This screening test (Pap test) is not a diagnostic test (manual screening). An abnormal screening results means that patient will need to have other tests (simple and advance diagnostic test) to find out if cancer or pre-cancerous change is actually present.
Cytology is a branch of science that deals with the structure and function of cells. It is also a manual test done to diagnose cancer by looking at cells under the microscope.
Pap test or Pap smear is a procedure used to collect cells from the cervix for cervical cytology testing. There are 2 main ways to prepare samples so that they can be examined under a microscope in the laboratory.
- CONVENTIONAL CYTOLOGY
- LIQUID BASE CYTOLOGY
For about 50 years, all cervical cytology samples were handled this way and are relatively inexpensive but it does have some disadvantages. One of the problems with conventional cytology is that the cells smeared onto the slides are sometimes piled up on each other making it difficult for Pathologist to see abnormal cells through the microscope and most time health professional reports patients result as normal.
HOW PAP TEST IS REPORTED?
The most widely used system for describing Pap test results is The Bethesda System (TBS). This system was developed in 1988, and has been revised twice in 1991 and 2001.
2001 version (TBS) categories:
* Negative for intraepithelial lesion or malignancy
* Epithelial cell abnormalities
* Other malignant neoplasms
Negative for intraepithelial lesion: means there are no signs of cancer or precancerous changes. Specimens in this category appear entirely normal. Others may have findings that are unrelated to cervical cancer; such as signs of infections (with yeast, herpes or trichomonas). Some cases may also show “reactive cellular changes”.
Epithelial cell abnormalities: The second category epithelial cell abnormalities, means that the cells of the lining layer of the cervix show changes that might be cancer or a precancerous condition.
Further divided into 4 categories
- Atypical Squamous Cells (ASCs); these are further divided into ASC – U and ASC- H.
- Low-grade Squamous Intraepithelial Lesions (SILs)
- High-grade Squamous Intraepithelial Lesions (SILs)
- Squamous cell carcinoma
1 Atypical Squamous Cells: This category includes atypical squamous cells of uncertain significance (ASC – US). This term is used when there are cells that look abnormal, but it is not possible to tell by looking at the cells under a microscope whether the cause is infection, irritation or precancerous. Most of the time, cells labeled ASC-US are not pre-cancer. Some doctors will recommend repeating the Pap test after several months. Some doctors use the HPV DNA test to help them decide the best plan. If a woman with ASC –US is infected with high-risk type of HPV, doctors are more inclined to do a colposcopy. If a high grade SIL is suspected, it is called ASC – H and colposcopy is recommended.
- Squamous intraepithelial Lesions (SILs): These abnormalities are divided into low grade SIL and High grade SILs. High grade SILs are more likely than low-grade SILs to go away without treatment. High-grade SILs are also more likely to develop into cancer if they are not treated. Treatment can cure all SILs and prevent true cancer from developing. The need for this is based on the results of the colposcopy.
- Squamous Cell Carcinoma: This result means that the woman is likely to have an invasive squamous cell cancer. Further testing will be done to be sure of the diagnosis before treatment can be planned.
* ADENOCARCINOMA: Cancers of the glandular cells are reported as adenocarcinoma. The pathologist examining the cells can suggest whether the adenocarcinoma started in the endocervix, in uterus (endometrium) or elsewhere in the body.
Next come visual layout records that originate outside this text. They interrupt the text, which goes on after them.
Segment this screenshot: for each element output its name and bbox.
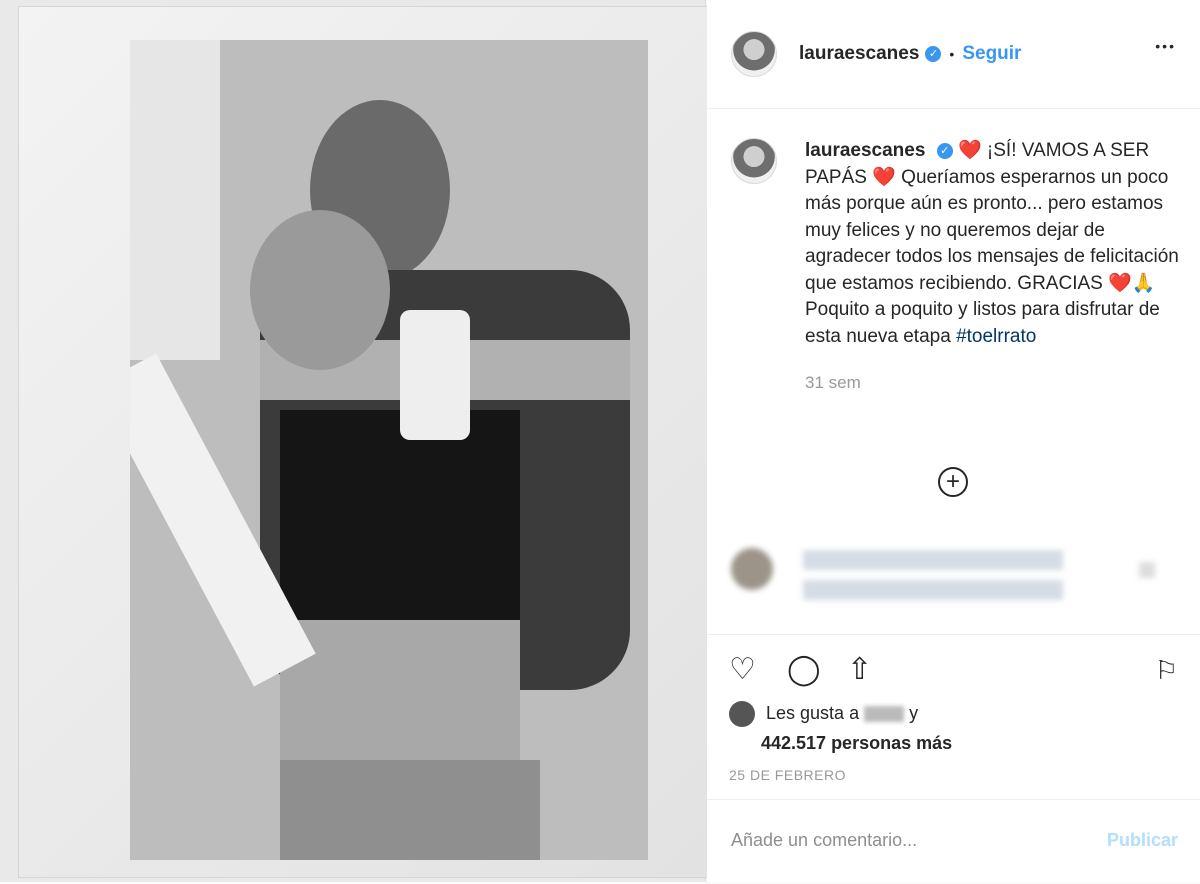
like-heart-icon[interactable]: ♡ bbox=[729, 653, 756, 687]
caption-verified-icon: ✓ bbox=[936, 142, 953, 159]
post-side-panel: lauraescanes ✓ • Seguir ••• lauraescanes… bbox=[707, 0, 1200, 882]
save-bookmark-icon[interactable]: ⚐ bbox=[1155, 653, 1178, 687]
author-username[interactable]: lauraescanes bbox=[799, 43, 919, 65]
blurred-text-line bbox=[803, 580, 1063, 600]
post-photo[interactable] bbox=[130, 40, 648, 860]
author-line: lauraescanes ✓ • Seguir bbox=[799, 43, 1021, 65]
load-more-comments-button[interactable]: + bbox=[938, 467, 968, 497]
likes-count[interactable]: 442.517 personas más bbox=[761, 733, 952, 754]
publish-button[interactable]: Publicar bbox=[1107, 830, 1178, 851]
blurred-comment bbox=[727, 540, 1177, 630]
photo-illustration bbox=[130, 40, 648, 860]
comment-box: Añade un comentario... Publicar bbox=[707, 799, 1200, 884]
likes-prefix: Les gusta a bbox=[766, 702, 860, 723]
comment-icon[interactable]: ◯ bbox=[787, 653, 821, 687]
actions-section: ♡ ◯ ⇧ ⚐ Les gusta a y 442.517 personas m… bbox=[707, 634, 1200, 883]
likes-summary: Les gusta a y 442.517 personas más bbox=[729, 701, 952, 754]
photo-panel bbox=[0, 0, 708, 882]
post-date: 25 DE FEBRERO bbox=[729, 767, 846, 783]
share-icon[interactable]: ⇧ bbox=[847, 653, 872, 687]
blurred-avatar bbox=[731, 548, 773, 590]
liker-avatar[interactable] bbox=[729, 701, 755, 727]
polaroid-frame bbox=[18, 6, 708, 878]
verified-icon: ✓ bbox=[925, 46, 942, 62]
caption-username[interactable]: lauraescanes bbox=[805, 140, 925, 161]
hashtag-link[interactable]: #toelrrato bbox=[956, 326, 1036, 347]
comment-input[interactable]: Añade un comentario... bbox=[731, 830, 917, 851]
caption-text-wrap: lauraescanes ✓ ❤️ ¡SÍ! VAMOS A SER PAPÁS… bbox=[805, 138, 1185, 397]
caption-block: lauraescanes ✓ ❤️ ¡SÍ! VAMOS A SER PAPÁS… bbox=[731, 138, 1179, 392]
blurred-liker-name bbox=[864, 706, 905, 722]
blurred-text-line bbox=[803, 550, 1063, 570]
post-time[interactable]: 31 sem bbox=[805, 370, 1185, 397]
likes-conj: y bbox=[909, 702, 919, 723]
caption-text: ❤️ ¡SÍ! VAMOS A SER PAPÁS ❤️ Queríamos e… bbox=[805, 140, 1179, 347]
more-options-icon[interactable]: ••• bbox=[1155, 38, 1176, 54]
separator-dot: • bbox=[949, 46, 955, 62]
caption-avatar[interactable] bbox=[731, 138, 777, 184]
author-avatar[interactable] bbox=[731, 31, 777, 77]
blurred-heart bbox=[1139, 562, 1155, 578]
follow-button[interactable]: Seguir bbox=[962, 43, 1021, 65]
post-header: lauraescanes ✓ • Seguir ••• bbox=[707, 0, 1200, 109]
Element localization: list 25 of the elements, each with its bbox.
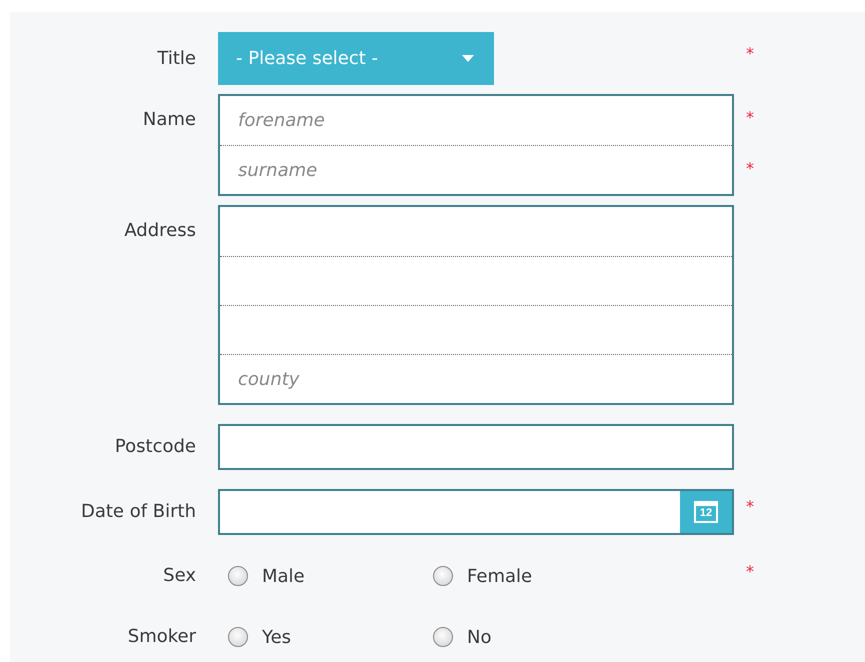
required-mark: *	[746, 496, 755, 515]
radio-option[interactable]: Male	[218, 566, 423, 586]
field-label: Postcode	[114, 435, 196, 459]
radio-option[interactable]: Female	[423, 566, 628, 586]
radio-button[interactable]	[228, 566, 248, 586]
radio-option[interactable]: Yes	[218, 626, 423, 648]
caret-icon	[462, 55, 474, 62]
field-label: Date of Birth	[80, 500, 196, 524]
field-label: Name	[142, 108, 196, 132]
field-label: Title	[156, 47, 196, 71]
radio-button[interactable]	[228, 627, 248, 647]
required-mark: *	[746, 107, 755, 126]
required-mark: *	[746, 43, 755, 62]
input-field[interactable]: surname	[238, 160, 732, 180]
input-field[interactable]	[218, 424, 734, 470]
radio-option[interactable]: No	[423, 626, 628, 648]
required-mark: *	[746, 158, 755, 177]
radio-button[interactable]	[433, 566, 453, 586]
input-field[interactable]: county	[238, 368, 732, 390]
field-label: Sex	[162, 564, 196, 588]
input-field[interactable]: forename	[238, 110, 732, 131]
radio-button[interactable]	[433, 627, 453, 647]
field-label: Address	[123, 219, 196, 243]
required-mark: *	[746, 561, 755, 580]
field-label: Smoker	[126, 625, 196, 649]
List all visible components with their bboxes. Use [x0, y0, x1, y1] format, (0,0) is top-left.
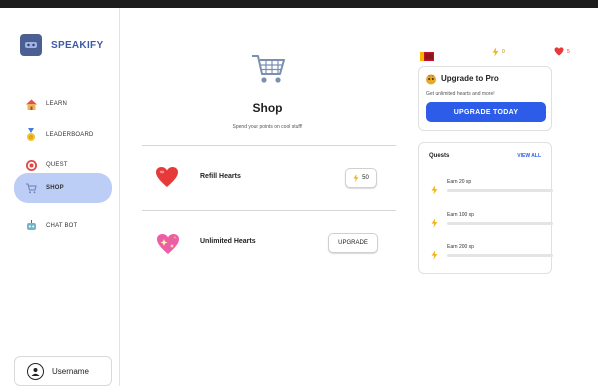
sidebar-item-leaderboard[interactable]: LEADERBOARD [14, 121, 112, 149]
quest-label: Earn 100 xp [447, 212, 474, 218]
unlimited-hearts-upgrade-button[interactable]: UPGRADE [328, 233, 378, 253]
sidebar-item-learn[interactable]: LEARN [14, 90, 112, 118]
lightning-icon [431, 247, 438, 265]
sidebar-item-label: LEARN [46, 101, 68, 107]
app-window: SPEAKIFY LEARN LEADERBOARD QUEST SHOP CH… [0, 8, 598, 386]
shop-panel: Shop Spend your points on cool stuff! Re… [120, 8, 410, 386]
shop-item-label: Unlimited Hearts [200, 238, 256, 245]
sidebar-item-chat-bot[interactable]: CHAT BOT [14, 212, 112, 240]
robot-icon [24, 219, 38, 233]
username-label: Username [52, 366, 89, 376]
sidebar-item-label: QUEST [46, 162, 68, 168]
points-value: 0 [502, 49, 505, 55]
medal-icon [24, 128, 38, 142]
hearts-value: 5 [567, 48, 570, 55]
quest-item: Earn 200 xp [431, 244, 553, 265]
hearts-counter[interactable]: 5 [554, 47, 570, 56]
points-counter[interactable]: 0 [492, 47, 505, 57]
quest-progress-bar [447, 189, 553, 192]
mascot-icon [425, 72, 437, 90]
cart-icon [24, 181, 38, 195]
quest-item: Earn 20 xp [431, 179, 553, 200]
lightning-icon [431, 215, 438, 233]
house-icon [24, 97, 38, 111]
stats-bar: 0 5 [420, 46, 580, 61]
quest-progress-bar [447, 222, 553, 225]
refill-hearts-button[interactable]: 50 [345, 168, 377, 188]
upgrade-today-button[interactable]: UPGRADE TODAY [426, 102, 546, 122]
sparkling-heart-icon [155, 232, 181, 261]
sidebar-item-label: LEADERBOARD [46, 132, 94, 138]
pro-subtitle: Get unlimited hearts and more! [426, 91, 495, 97]
quests-title: Quests [429, 153, 450, 159]
lightning-icon [353, 174, 359, 182]
refill-price: 50 [362, 175, 369, 181]
divider [142, 145, 396, 146]
shopping-cart-icon [250, 52, 286, 91]
upgrade-pro-card: Upgrade to Pro Get unlimited hearts and … [418, 66, 552, 131]
heart-icon [155, 166, 179, 193]
page-subtitle: Spend your points on cool stuff! [232, 124, 303, 130]
user-profile-button[interactable]: Username [14, 356, 112, 386]
quest-item: Earn 100 xp [431, 212, 553, 233]
view-all-link[interactable]: VIEW ALL [517, 153, 541, 159]
lightning-icon [492, 47, 499, 57]
quest-label: Earn 200 xp [447, 244, 474, 250]
brand[interactable]: SPEAKIFY [20, 34, 103, 56]
heart-icon [554, 47, 564, 56]
sidebar-item-shop[interactable]: SHOP [14, 173, 112, 203]
brand-name: SPEAKIFY [51, 39, 104, 51]
logo-icon [20, 34, 42, 56]
lightning-icon [431, 182, 438, 200]
pro-title: Upgrade to Pro [441, 74, 499, 83]
user-avatar-icon [27, 362, 44, 380]
page-title: Shop [252, 101, 283, 115]
divider [142, 210, 396, 211]
sidebar: SPEAKIFY LEARN LEADERBOARD QUEST SHOP CH… [0, 8, 120, 386]
quest-label: Earn 20 xp [447, 179, 472, 185]
flag-icon[interactable] [420, 48, 434, 66]
shop-item-label: Refill Hearts [200, 173, 241, 180]
sidebar-item-label: SHOP [46, 185, 64, 191]
quests-card: Quests VIEW ALL Earn 20 xp Earn 100 xp E… [418, 142, 553, 274]
sidebar-item-label: CHAT BOT [46, 223, 78, 229]
target-icon [24, 158, 38, 172]
quest-progress-bar [447, 254, 553, 257]
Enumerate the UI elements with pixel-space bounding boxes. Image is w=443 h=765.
* ATYPICAL GLANDULAR CELLS: When the glandular cells do not look normal but have features that do not permit a clear decision as to whether they are cancerous, it is known as typical glandular cells. The patient will have more testing if a cervical cytology result shows atypical glandular cells. (DETAILED GUIDE: CERVICAL CANCER; AMERICAN CANCER SOCIETY).
SIMPLE DIAGNOSTIC TEST FOR CERVICAL CANCER
Several types of biopsies are used to diagnose precancer and cervical cancer. Following an abnormal pap test, a colposcopy is performed.
Colposcopy: If the symptoms suggest or the screening result shows abnormal cells patient will need to have a test called colposcopy.
Colposcope is an instrument with magnifying lenses (like binoculars) that will enable the doctor see the surface of the cervix closely and clearly. Then doctor may treat the cervix with a weak solution of Acetic Acid (similar to vinegar) to make abnormal areas easier to see.
Method: In this procedure the patient will lie on the examination table. A sterilize speculum will be placed in the vagina to help the doctor see the cervix. Colposcopy is not painful and has no side effects and can be done safely even if you are pregnant. If an abnormal area is seen on the cervix a biopsy will be done. For a biopsy, a small piece of tissue is removed from the area that looks abnormal. The sample is sent to the pathologist to look at under a microscope. A biopsy is the only way to tell for certain whether an abnormal area is precancerous or invasive cancer.